Frankreichs Staatspräsident Emmanuel Macron forderte ebenfalls Solidarität ein, versuchte aber zu beruhigen, ebenso Luxemburgs Xavier Bettel: „Beide Seiten haben recht.“Beschlüsse zur gemeinsamen Migrations- und Asylpolitik stünden erst 2018 an.
„Nicht ausreichend“
Die deutsche Kanzlerin Angela Merkel ging ebenfalls auf Distanz zu Tusk („nicht ausreichend“), es könne keine „selektive Solidarität“geben. Dabei hatte der Ständige Ratspräsident es in seinem Einladungsbrief eigentlich gut gemeint: Er wies nur darauf hin, dass das vor zwei Jahren im EUInnenministerrat mit Mehrheit beschlossene System nicht funktioniere. Es sei nicht zielführend, wenn man sich in dieser Frage am Ende vor dem EuGH treffe. Man müsse versuchen, gemeinsam voranzukommen, weil es eine Spaltung zwischen West und Ost, Nord und Süd in der Union gebe.

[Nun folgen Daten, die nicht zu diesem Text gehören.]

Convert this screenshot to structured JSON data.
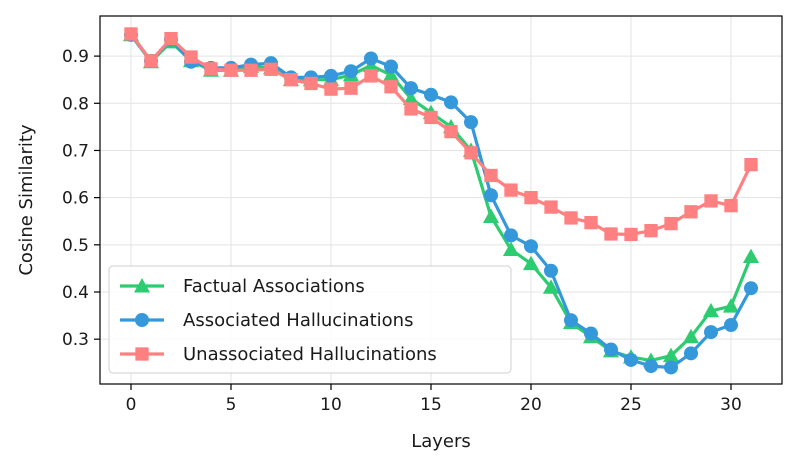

Der Streit über die Migration überschattete die für die Regierungschefs ursprünglich wesentlichen Themen: Sie verabschiedeten in Anwesenheit von Nato-Generalsekretär Jens Stoltenberg die verstärkte EU-Militärkooperation (Pesco) und die Ausweitung der Brexit-Verhandlungen auf Stufe zwei – mit neuen Problemen aus London (siehe Bericht unten).